[Ed. – Now that we have arrived at this point, what are the American people and its leaders in Congress prepared to do?]
It wasn’t supposed to be like this.
Less than two years after voters gave President Barack Obama a strong mandate for a second term, the White House is struggling against perceptions that it is losing its grip.
At home, the bungled rollout of the Obamacare website and the shocking revelations about an entrenched culture of incompetence and fraud in the VA have undercut faith in the President’s managerial competency.
Abroad, a surging Russia, an aggressive China, a war torn Middle East and a resurgent terror network are putting his foreign policy credentials to the test. With the GOP hoping to seize control of the Senate in November’s midterm elections, and the inevitable decline in presidential power that occurs as second term presidents move toward lame-duck status, Obama risks being sidelined and marginalized for the remaining two years of his term.
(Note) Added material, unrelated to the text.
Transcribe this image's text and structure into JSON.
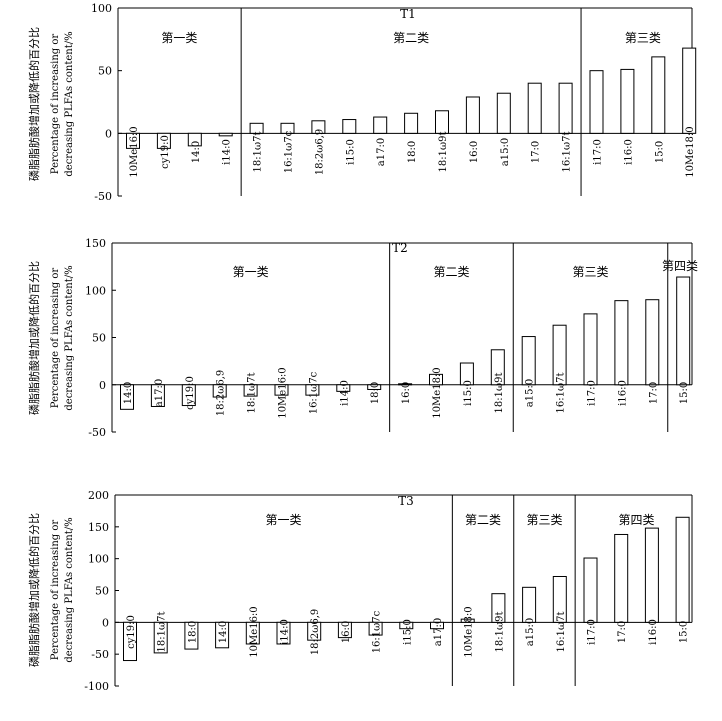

Last week’s tempest over the Bergdahl exchange seemed to roll all the President’s troubles together into a single storm. The decision to free five Taliban fighters from Guantanamo in exchange for an American soldier with a complicated past energized the President’s opponents, befuddled and angered important Congressional allies, and renewed questions about the political instincts of the President and his closest aides. The White House apparently thought that the release would be a moment of national unity and celebration and arranged for Sgt. Bergdahl’s parents to meet Obama in a highly publicized Rose Garden ceremony that now looks like a huge political blunder.